İçinde köpek balıkları gördüğüm bu deniz, şimdi yeni bir keşif gibi. Meğer ekosistemini korumak için çizgi filmlerdeki gibi sadece köpek balığı maskesi gösteriyormuş yüzeyinde, amacı aynı bir ayçiçeği tarlasındaki korkuluk alt metinli. Geçiş süreçlerinin simülasyonu sanki bunlar. Çünkü diğer yandan medcezirleri var bana "Geri çekil" diye seslenen. "Durulacak sular elbet. Kumlar parlayacak. Çakıl taşları kenarlara sürüklenip sana yol olacak mevsimin gelince. Eğer gelirse." Meraktayım öyle bir mevsim var mı, bu mevsim hangisi? Öyle 4 mevsimin sıradanlığında değil. 5. bir mevsim var sanki bunların ardında. Bu derinliğe o yakışır. Meraktayım. Dingin bir gözlem hevesiyle. Sakinliğimle ve özgürlüğümle akıştayım.

5. mevsim bu denizde mi değil mi bilmiyorum. Bu deniz bulanık, yosun tutmuş. Deli bir yağmur, bir fırtına gerekli süpürüp götürmek için tüm tortuları. Önce o şimşek yaralarını içine alıp, ışığını acıyla hissedip, rengini bulmaya ve ögürlüğüne kavuşmaya gönüllü olması lazım denizin. Deniz coşacak, kabaracak, durulacak. Sonra ardında belki de 5. mevsim, bilemiyorum. Ancak biliyorum ki; -kıyısına gelmeme tesadüf etme sebebi nereye çıkar bilmesem de- bu deniz,  her ne olduğunu yine bilmediğim bu 5. mevsimin, böyle bir olgunun var olabileceğini algılamama sebep güzellikte.

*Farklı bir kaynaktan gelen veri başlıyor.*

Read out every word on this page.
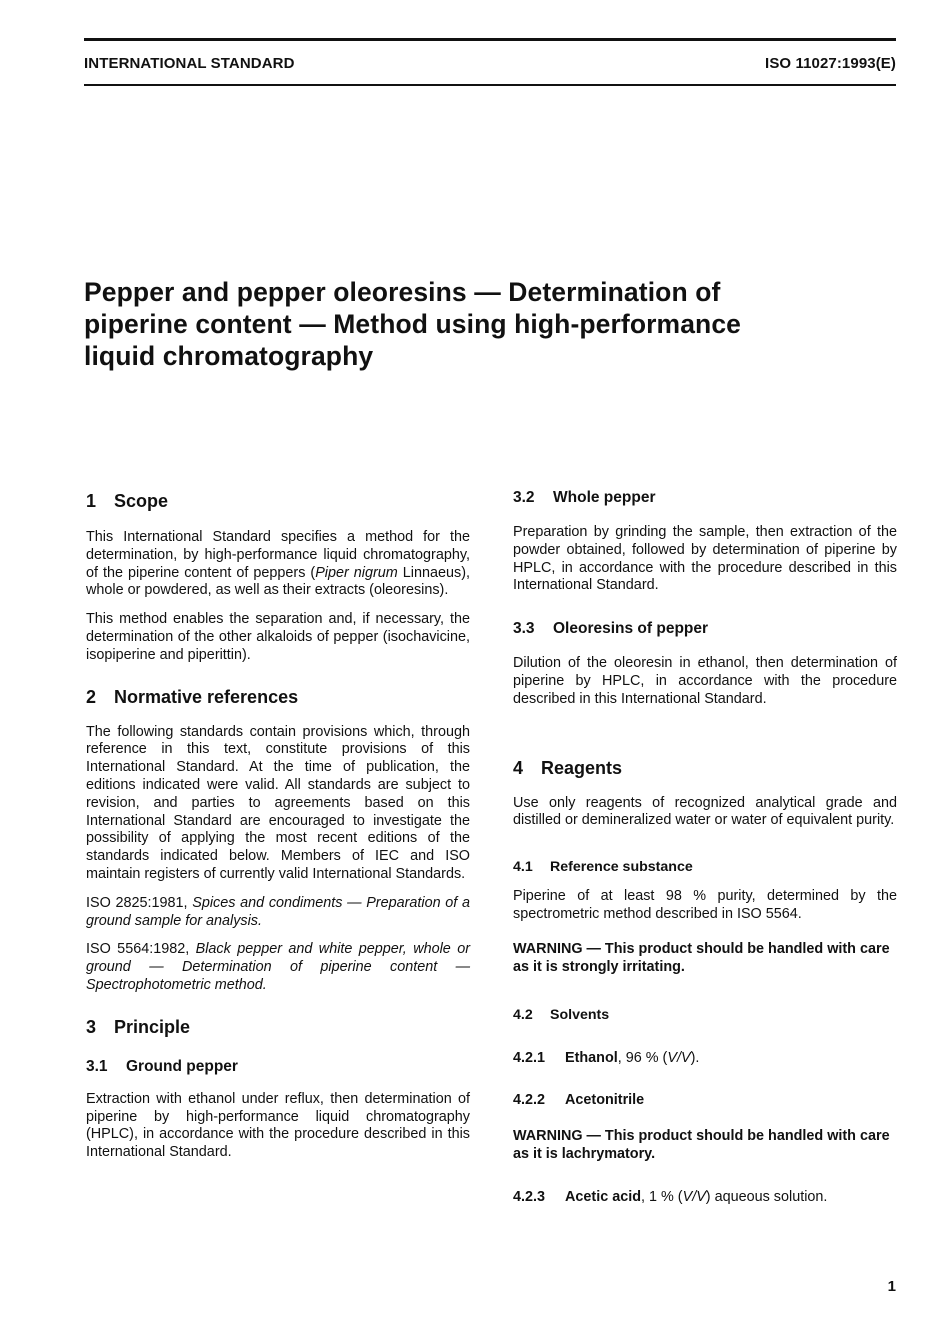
INTERNATIONAL STANDARD	ISO 11027:1993(E)
Pepper and pepper oleoresins — Determination of
piperine content — Method using high-performance
liquid chromatography
1 Scope

This International Standard specifies a method for the determination, by high-performance liquid chromatography, of the piperine content of peppers (Piper nigrum Linnaeus), whole or powdered, as well as their extracts (oleoresins).

This method enables the separation and, if necessary, the determination of the other alkaloids of pepper (isochavicine, isopiperine and piperittin).

2 Normative references

The following standards contain provisions which, through reference in this text, constitute provisions of this International Standard. At the time of publication, the editions indicated were valid. All standards are subject to revision, and parties to agreements based on this International Standard are encouraged to investigate the possibility of applying the most recent editions of the standards indicated below. Members of IEC and ISO maintain registers of currently valid International Standards.

ISO 2825:1981, Spices and condiments — Preparation of a ground sample for analysis.

ISO 5564:1982, Black pepper and white pepper, whole or ground — Determination of piperine content — Spectrophotometric method.

3 Principle
3.1 Ground pepper

Extraction with ethanol under reflux, then determination of piperine by high-performance liquid chromatography (HPLC), in accordance with the procedure described in this International Standard.

3.2 Whole pepper

Preparation by grinding the sample, then extraction of the powder obtained, followed by determination of piperine by HPLC, in accordance with the procedure described in this International Standard.

3.3 Oleoresins of pepper

Dilution of the oleoresin in ethanol, then determination of piperine by HPLC, in accordance with the procedure described in this International Standard.

4 Reagents

Use only reagents of recognized analytical grade and distilled or demineralized water or water of equivalent purity.

4.1 Reference substance

Piperine of at least 98 % purity, determined by the spectrometric method described in ISO 5564.

WARNING — This product should be handled with care as it is strongly irritating.

4.2 Solvents
4.2.1 Ethanol, 96 % (V/V).
4.2.2 Acetonitrile

WARNING — This product should be handled with care as it is lachrymatory.

4.2.3 Acetic acid, 1 % (V/V) aqueous solution.
1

Bu huzurla doluyorum ve hazırım 5. mevsimin doğuşunu bekliyorum. Bu denizde ya da değil. Tek bildiğim, yeniden hayata umutla bakıyorum.

20 Eylül 2017 Çarşamba

Pasifteyim

Her şeyi bırakıyorum. Çaba göstermeyi, aramayı, oldurmaya çalışmayı. Her şeyi kendi doğal akışına bırakıyorum.  Taşınma, ilişki her ne ise. İçime dönüyorum. Kendimi dinliyorum. Her şey olacağına varacak. İsteyen gelir, konuşur, oldurur. Doğru zamansa istediğim evi de bulmam için hayat beni yönlendirir. Çok güzel giden şeylerin son anda güzellikten çıkıp olumsuza dönmesinin muhakkak bir sebebi var henüz bilmediğim. Evet, odaklanmıştım; tertemiz bir hayata başlamak, yeni heyecan, yeni ortam, yeni ruh hali belki bana çok iyi gelecek diyordum. Ancak elimden bir şey gelmediğinde, kendimi yıpratmak yerine dinginliği tercih ediyorum. Umarım bu süre çok uzun sürmez. Aslında bana iyi gelen bir kişi var, eminim o gelse çok daha güzel olacak. Ama bu düzensizlikte ben kendimi toplayamıyorsam ondan da yaşadığı bu düzensizliği içinde bunu beklemem adil olmaz diyerek sessiz kalıyorum. Umuyorum bu olgunluğum isteksizlik olarak algılanmıyordur. Umuyorum hissettiğim bu yoğun duygu ve enerji ona uzakta da olsa ulaşıyordur. O da hissediyordur aynı şefkati ve güveni. Hayat, bildiğin gibi gel şimdi. Ben devreden çıkıyorum, kenara çekiliyorum.